I haven't seen much mention of this course on the forums so I thought I would share some information for those who are preparing for the Civil PE Exam.  I passed the October 2019 Civil Construction exam on my 4th go-around and I credit a lot of that success to the Ultimate Civil PE Review Course by Civil Engineering Academy.  I took PPI2Pass on my previous two attempts and didn't feel like it did much for me.  I'm not knocking PPI2Pass.  It just felt too general and bogged down with a lot of notes and not so many practice problems.  It just didn't work for me.  The Ultimate Civil PE Review Course did wonders though.  

The course is made up of a handful of modules, all of which correspond to the various breadth exam topics.  The modules have pre-recorded videos where the instructor goes through a slideshow and works through problems.  The instructor's name is Isaac.  He's been around the block and knows the struggles of passing the exam.  He's very easy to follow and is very clear to listen to, which is a huge plus when you're taking any online course.  He doesn't bog you down with notes, theories, definitions, etc.  He hits the high points and then dives right into working problems.  In addition to the modules there are supplemental videos of the various depth topics where you just crank through practice problems.  The course also includes two breadth practice exams, plus one depth practice exam for each of the depth exam options.  So with this course you're working TONS of problems, which is really the key to passing the exam.
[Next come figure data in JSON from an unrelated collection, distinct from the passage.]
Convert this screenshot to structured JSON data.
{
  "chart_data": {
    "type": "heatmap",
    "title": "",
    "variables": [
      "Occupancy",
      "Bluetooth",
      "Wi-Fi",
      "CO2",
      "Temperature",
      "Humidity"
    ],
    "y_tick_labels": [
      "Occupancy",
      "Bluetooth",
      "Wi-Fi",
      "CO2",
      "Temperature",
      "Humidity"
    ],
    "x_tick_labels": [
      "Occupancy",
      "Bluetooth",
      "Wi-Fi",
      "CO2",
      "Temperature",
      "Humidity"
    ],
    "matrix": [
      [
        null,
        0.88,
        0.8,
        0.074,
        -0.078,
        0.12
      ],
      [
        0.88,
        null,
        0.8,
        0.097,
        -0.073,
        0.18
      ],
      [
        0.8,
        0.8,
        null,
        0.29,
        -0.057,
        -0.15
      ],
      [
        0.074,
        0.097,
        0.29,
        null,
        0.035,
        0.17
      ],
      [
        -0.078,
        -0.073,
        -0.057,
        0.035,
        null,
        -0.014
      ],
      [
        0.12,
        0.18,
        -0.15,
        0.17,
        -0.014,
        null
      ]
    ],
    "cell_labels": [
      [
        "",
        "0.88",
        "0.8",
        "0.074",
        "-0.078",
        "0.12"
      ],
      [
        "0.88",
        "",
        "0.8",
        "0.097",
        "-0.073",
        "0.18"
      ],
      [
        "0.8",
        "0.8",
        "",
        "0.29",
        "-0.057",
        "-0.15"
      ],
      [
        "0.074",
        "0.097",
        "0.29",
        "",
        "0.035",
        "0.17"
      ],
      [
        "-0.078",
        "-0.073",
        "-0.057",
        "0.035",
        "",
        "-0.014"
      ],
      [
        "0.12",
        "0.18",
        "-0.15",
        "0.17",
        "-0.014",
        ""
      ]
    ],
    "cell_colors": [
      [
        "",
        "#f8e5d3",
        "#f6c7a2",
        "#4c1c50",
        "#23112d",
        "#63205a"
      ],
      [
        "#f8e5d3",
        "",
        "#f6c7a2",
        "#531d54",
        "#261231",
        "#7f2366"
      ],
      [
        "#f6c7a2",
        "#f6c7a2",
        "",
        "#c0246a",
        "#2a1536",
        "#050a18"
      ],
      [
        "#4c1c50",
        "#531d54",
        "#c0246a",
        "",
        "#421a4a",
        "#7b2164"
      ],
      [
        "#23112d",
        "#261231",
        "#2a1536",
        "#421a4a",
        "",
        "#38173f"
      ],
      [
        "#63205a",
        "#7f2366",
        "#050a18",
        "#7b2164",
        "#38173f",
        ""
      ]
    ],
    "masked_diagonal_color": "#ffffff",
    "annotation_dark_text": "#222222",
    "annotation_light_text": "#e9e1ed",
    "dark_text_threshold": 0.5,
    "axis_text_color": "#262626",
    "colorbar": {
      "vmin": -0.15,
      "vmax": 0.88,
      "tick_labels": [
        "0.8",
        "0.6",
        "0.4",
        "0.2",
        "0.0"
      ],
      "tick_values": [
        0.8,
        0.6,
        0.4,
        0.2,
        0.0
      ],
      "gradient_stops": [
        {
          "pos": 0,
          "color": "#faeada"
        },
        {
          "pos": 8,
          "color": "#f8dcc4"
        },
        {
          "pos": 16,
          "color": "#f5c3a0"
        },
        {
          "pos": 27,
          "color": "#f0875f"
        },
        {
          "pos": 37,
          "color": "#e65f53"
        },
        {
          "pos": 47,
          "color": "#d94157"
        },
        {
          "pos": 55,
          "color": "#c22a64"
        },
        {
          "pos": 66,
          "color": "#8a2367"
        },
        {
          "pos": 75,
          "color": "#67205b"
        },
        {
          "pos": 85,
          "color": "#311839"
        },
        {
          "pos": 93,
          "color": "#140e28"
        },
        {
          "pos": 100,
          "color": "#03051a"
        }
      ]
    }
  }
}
One of the cool features of the course is the private Facebook group.  It's a great place to share practice problems you're struggling with so that others can help out, and vice versa.  And it's also a good place to talk about exam prep, references to take into the exam, how everyone else is preparing the last few days leading up to the exam, etc.  It's just a great group to be in.

You can sign up for monthly access, 6-month access, or yearly access depending on your budget and schedule, and honestly the cost of the course really isn't that bad when you compare it to some of the other courses out there.  

Check it out!


----------



## vcuevas (Feb 27, 2020)

Im thinking about taking the month access, Does this option come with the breath exam and a depth also? I just need to practice more problems and wondering if this would do it.


----------



## Michael Scott PE (Feb 28, 2020)

I believe all of the same materials are provided whether you do the 1-month or the 1-year options.  It's a great course.


----------